Wool is enjoying a strong revival, thanks to its amazing properties and many uses in home, fashion and crafts such as spinning, knitting, weaving and felt making.
Wool is an incredibly versatile material, with many amazing properties:
- It's sustainable and renewable, since the fleeces grow again each year
- Wool is cool in summer and warm in winter, adapting to the wearer
- It's incredibly flame-retardant. Unlike many man-made materials, it’s very difficult to burn a fleece. Fleeces don’t emit fumes like some other materials.
- Wool is 100% biodegradable.
- Wool is very strong and very long lasting. The fibres in wool naturally bounce back, and it keeps its appearance for many years.
There are many different uses for wool:
We expect wool to be used for jumpers, suits, trousers, skirts, coats, scarves, dresses…but it has many other uses as well.
- Scientific tests show wool can give you a better, deeper night’s sleep. Wool pillows and duvets are becoming increasingly popular.
- Wool is in high demand for long lasting rugs and carpets. It can take heavy wear and yet they look better for longer than artificial fibres. Wool can be trampled or stretched, but just bounces back.

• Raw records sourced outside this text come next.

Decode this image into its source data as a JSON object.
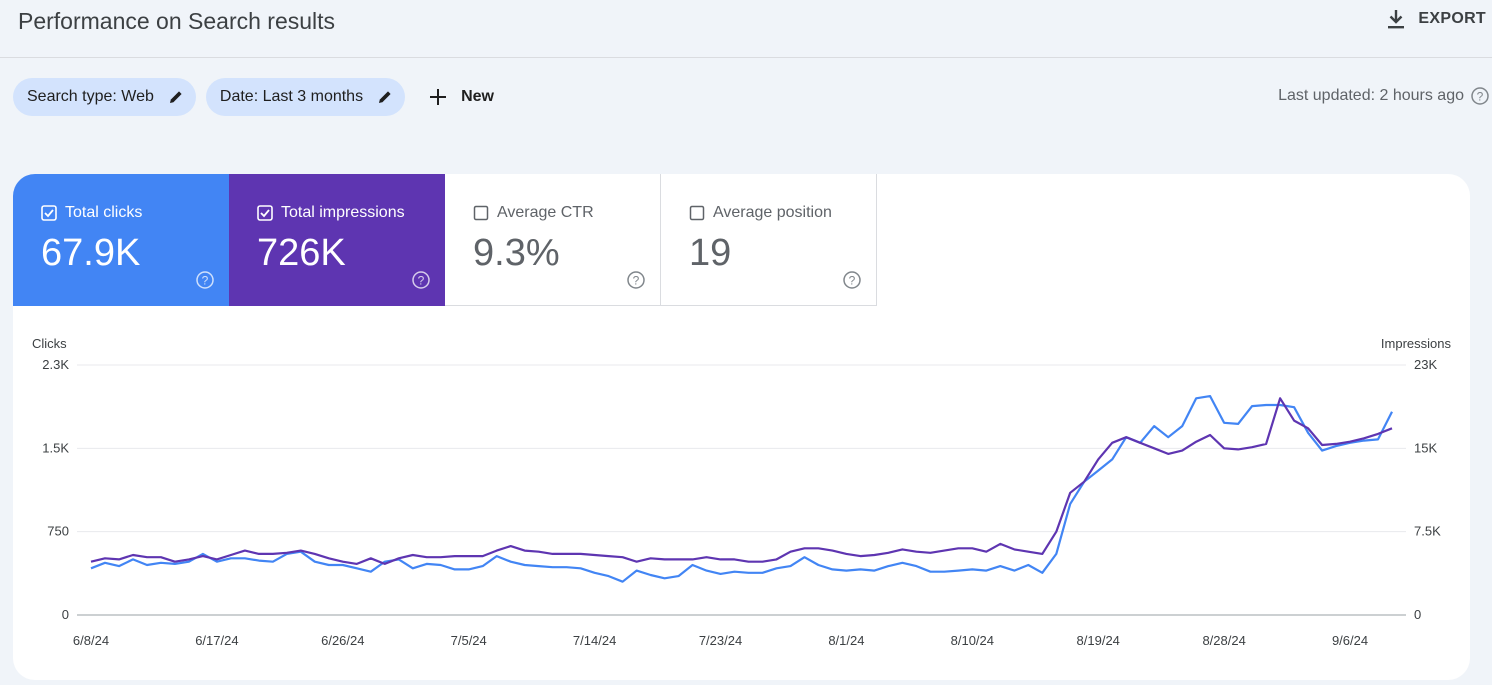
{
  "header": {
    "title": "Performance on Search results",
    "export_label": "EXPORT"
  },
  "filters": {
    "chips": [
      {
        "label": "Search type: Web"
      },
      {
        "label": "Date: Last 3 months"
      }
    ],
    "new_label": "New",
    "last_updated": "Last updated: 2 hours ago"
  },
  "metrics": [
    {
      "name": "Total clicks",
      "value": "67.9K",
      "checked": true,
      "color": "#4285f4"
    },
    {
      "name": "Total impressions",
      "value": "726K",
      "checked": true,
      "color": "#5e35b1"
    },
    {
      "name": "Average CTR",
      "value": "9.3%",
      "checked": false
    },
    {
      "name": "Average position",
      "value": "19",
      "checked": false
    }
  ],
  "chart_data": {
    "type": "line",
    "left_axis_label": "Clicks",
    "right_axis_label": "Impressions",
    "left_ticks": [
      "2.3K",
      "1.5K",
      "750",
      "0"
    ],
    "right_ticks": [
      "23K",
      "15K",
      "7.5K",
      "0"
    ],
    "left_ylim": [
      0,
      2250
    ],
    "right_ylim": [
      0,
      22500
    ],
    "x_tick_labels": [
      "6/8/24",
      "6/17/24",
      "6/26/24",
      "7/5/24",
      "7/14/24",
      "7/23/24",
      "8/1/24",
      "8/10/24",
      "8/19/24",
      "8/28/24",
      "9/6/24"
    ],
    "series": [
      {
        "name": "Total clicks",
        "axis": "left",
        "color": "#4285f4",
        "values": [
          420,
          470,
          440,
          500,
          450,
          470,
          460,
          480,
          550,
          480,
          510,
          510,
          490,
          480,
          550,
          570,
          480,
          450,
          450,
          420,
          390,
          480,
          500,
          420,
          460,
          450,
          410,
          410,
          440,
          530,
          480,
          450,
          440,
          430,
          430,
          420,
          380,
          350,
          300,
          400,
          360,
          330,
          350,
          450,
          400,
          370,
          390,
          380,
          380,
          420,
          440,
          520,
          450,
          410,
          400,
          410,
          400,
          440,
          470,
          440,
          390,
          390,
          400,
          410,
          400,
          440,
          400,
          450,
          380,
          550,
          1000,
          1200,
          1300,
          1400,
          1600,
          1550,
          1700,
          1600,
          1700,
          1950,
          1970,
          1730,
          1720,
          1880,
          1890,
          1890,
          1870,
          1640,
          1480,
          1520,
          1550,
          1570,
          1580,
          1830
        ]
      },
      {
        "name": "Total impressions",
        "axis": "right",
        "color": "#5e35b1",
        "values": [
          4800,
          5100,
          5000,
          5400,
          5200,
          5200,
          4800,
          5000,
          5300,
          5000,
          5400,
          5800,
          5500,
          5500,
          5600,
          5800,
          5500,
          5100,
          4800,
          4600,
          5100,
          4600,
          5100,
          5400,
          5200,
          5200,
          5300,
          5300,
          5300,
          5800,
          6200,
          5800,
          5700,
          5500,
          5500,
          5500,
          5400,
          5300,
          5200,
          4800,
          5100,
          5000,
          5000,
          5000,
          5200,
          5000,
          5000,
          4800,
          4800,
          5000,
          5700,
          6000,
          6000,
          5800,
          5500,
          5300,
          5400,
          5600,
          5900,
          5700,
          5600,
          5800,
          6000,
          6000,
          5700,
          6400,
          5900,
          5700,
          5500,
          7500,
          11000,
          12000,
          14000,
          15500,
          16000,
          15500,
          15000,
          14500,
          14800,
          15600,
          16200,
          15000,
          14900,
          15100,
          15400,
          19500,
          17500,
          16800,
          15300,
          15400,
          15600,
          15900,
          16300,
          16800
        ]
      }
    ]
  }
}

- Fleece keeps frost off plants and can be used as a biodegrable compost.
- Wool coffins are now making a come back, catering for the demand for green funerals.
- Wool is used for thermal insulation in houses, because it’s safe, efficient, sustainable, durable and affordable.

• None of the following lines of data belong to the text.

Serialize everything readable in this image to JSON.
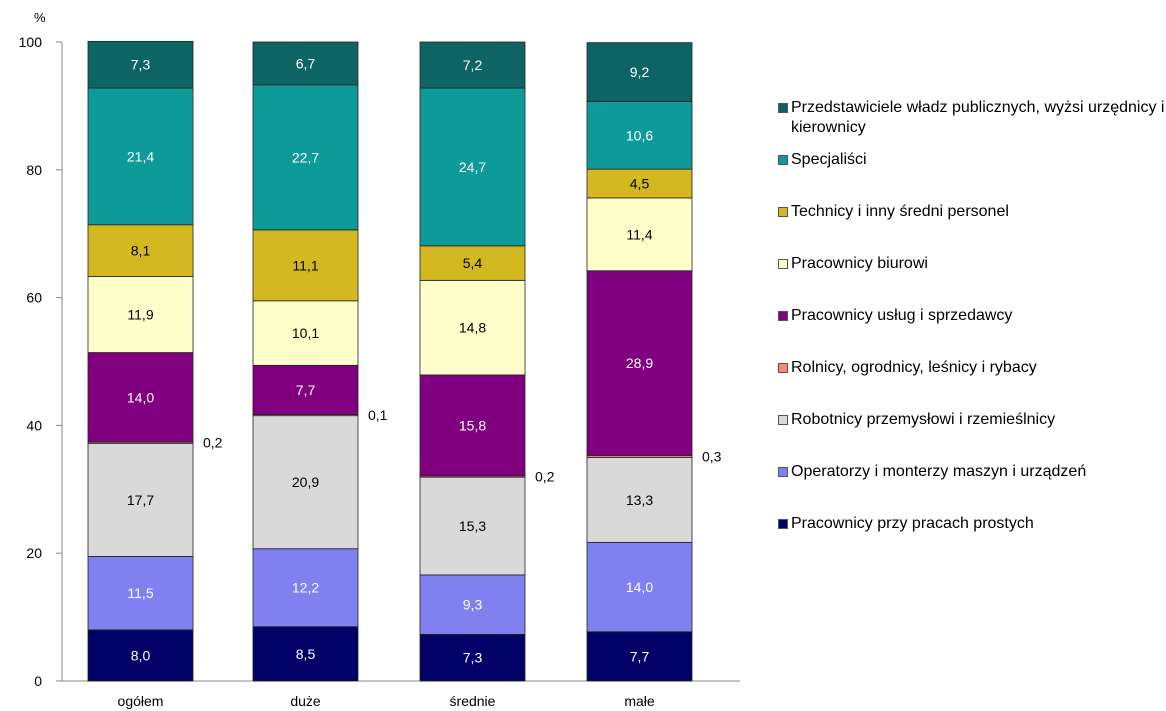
{
  "chart_data": {
    "type": "bar",
    "stacked": true,
    "unit": "%",
    "ylim": [
      0,
      100
    ],
    "yticks": [
      0,
      20,
      40,
      60,
      80,
      100
    ],
    "categories": [
      "ogółem",
      "duże",
      "średnie",
      "małe"
    ],
    "series": [
      {
        "name": "Pracownicy przy pracach prostych",
        "color": "#000066",
        "values": [
          8.0,
          8.5,
          7.3,
          7.7
        ],
        "labels": [
          "8,0",
          "8,5",
          "7,3",
          "7,7"
        ]
      },
      {
        "name": "Operatorzy i monterzy maszyn i urządzeń",
        "color": "#8080f0",
        "values": [
          11.5,
          12.2,
          9.3,
          14.0
        ],
        "labels": [
          "11,5",
          "12,2",
          "9,3",
          "14,0"
        ]
      },
      {
        "name": "Robotnicy przemysłowi i rzemieślnicy",
        "color": "#d9d9d9",
        "values": [
          17.7,
          20.9,
          15.3,
          13.3
        ],
        "labels": [
          "17,7",
          "20,9",
          "15,3",
          "13,3"
        ]
      },
      {
        "name": "Rolnicy, ogrodnicy, leśnicy i rybacy",
        "color": "#ff8080",
        "values": [
          0.2,
          0.1,
          0.2,
          0.3
        ],
        "labels": [
          "0,2",
          "0,1",
          "0,2",
          "0,3"
        ]
      },
      {
        "name": "Pracownicy usług i sprzedawcy",
        "color": "#800080",
        "values": [
          14.0,
          7.7,
          15.8,
          28.9
        ],
        "labels": [
          "14,0",
          "7,7",
          "15,8",
          "28,9"
        ]
      },
      {
        "name": "Pracownicy biurowi",
        "color": "#ffffcc",
        "values": [
          11.9,
          10.1,
          14.8,
          11.4
        ],
        "labels": [
          "11,9",
          "10,1",
          "14,8",
          "11,4"
        ]
      },
      {
        "name": "Technicy i inny średni personel",
        "color": "#d4b820",
        "values": [
          8.1,
          11.1,
          5.4,
          4.5
        ],
        "labels": [
          "8,1",
          "11,1",
          "5,4",
          "4,5"
        ]
      },
      {
        "name": "Specjaliści",
        "color": "#0f9a9a",
        "values": [
          21.4,
          22.7,
          24.7,
          10.6
        ],
        "labels": [
          "21,4",
          "22,7",
          "24,7",
          "10,6"
        ]
      },
      {
        "name": "Przedstawiciele władz publicznych, wyżsi urzędnicy i kierownicy",
        "color": "#0e6464",
        "values": [
          7.3,
          6.7,
          7.2,
          9.2
        ],
        "labels": [
          "7,3",
          "6,7",
          "7,2",
          "9,2"
        ]
      }
    ],
    "legend": {
      "placement": "right",
      "items": [
        {
          "label": "Przedstawiciele władz publicznych, wyżsi urzędnicy i kierownicy",
          "color": "#0e6464"
        },
        {
          "label": "Specjaliści",
          "color": "#0f9a9a"
        },
        {
          "label": "Technicy i inny średni personel",
          "color": "#d4b820"
        },
        {
          "label": "Pracownicy biurowi",
          "color": "#ffffcc"
        },
        {
          "label": "Pracownicy usług i sprzedawcy",
          "color": "#800080"
        },
        {
          "label": "Rolnicy, ogrodnicy, leśnicy i rybacy",
          "color": "#ff8080"
        },
        {
          "label": "Robotnicy przemysłowi i rzemieślnicy",
          "color": "#d9d9d9"
        },
        {
          "label": "Operatorzy i monterzy maszyn i urządzeń",
          "color": "#8080f0"
        },
        {
          "label": "Pracownicy przy pracach prostych",
          "color": "#000066"
        }
      ]
    }
  }
}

- Wool is good at absorbing sound. You can see how it’s being used to muffle sound and prevent echoing at Berry’s Farm Shop café in Swinithwaite where woollen “clouds” float above the diners.
Wool has had a big impact on the English language:
We’re still using many expressions connected to sheep, wool and textiles in our every day speech, even if we don’t always realise it. Textiles were such an important part of the economy, it’s not surprising that countless sayings relate to the woollen industry.
Spindles were used for spinning wool, usually with a small round weight or stone fixed to the bottom. This was called a “whorl” and made the yarn tension more constant. This is where the expression for “have a go” came from: give it a whirl.
Spinning was traditionally done by women. Some one who was bad at spinning wasn’t expected to make a good wife, leading to the term spinster, meaning an unmarried woman whose only task was to spin.
After cloth was washed it was stretched out on frames and left to dry. It was held in place on tenter hooks to prevent it losing its shape or flying away.
Factory or machine-made clothes were seen as less special, more ordinary than handmade clothes. These clothes were the run of the mill.
We often describe some one as dyed in the wool, meaning someone whose views won't change. This saying originally came from when raw wool was dyed before it was processed or combed, and it was said to hold its colour longer.
Getting down to brass tacks means focusing on the detail. It relates to fabric being measured between two brass tacks set into the cutting counter.
When wool was spun on to a reel or “weasel”, it made a sound when a certain length of yarn was reached – pop goes the weasel!
White wool can be dyed many colours but wool from black sheep can only be spun into black wool, so you don’t want too many black sheep in your flock, hence the expression black sheep of the family.
Judges were said to have the wool pulled over their eyes. This apparently came from judges wearing wool wigs that slipped over their eyes so they became blind to the facts of the case.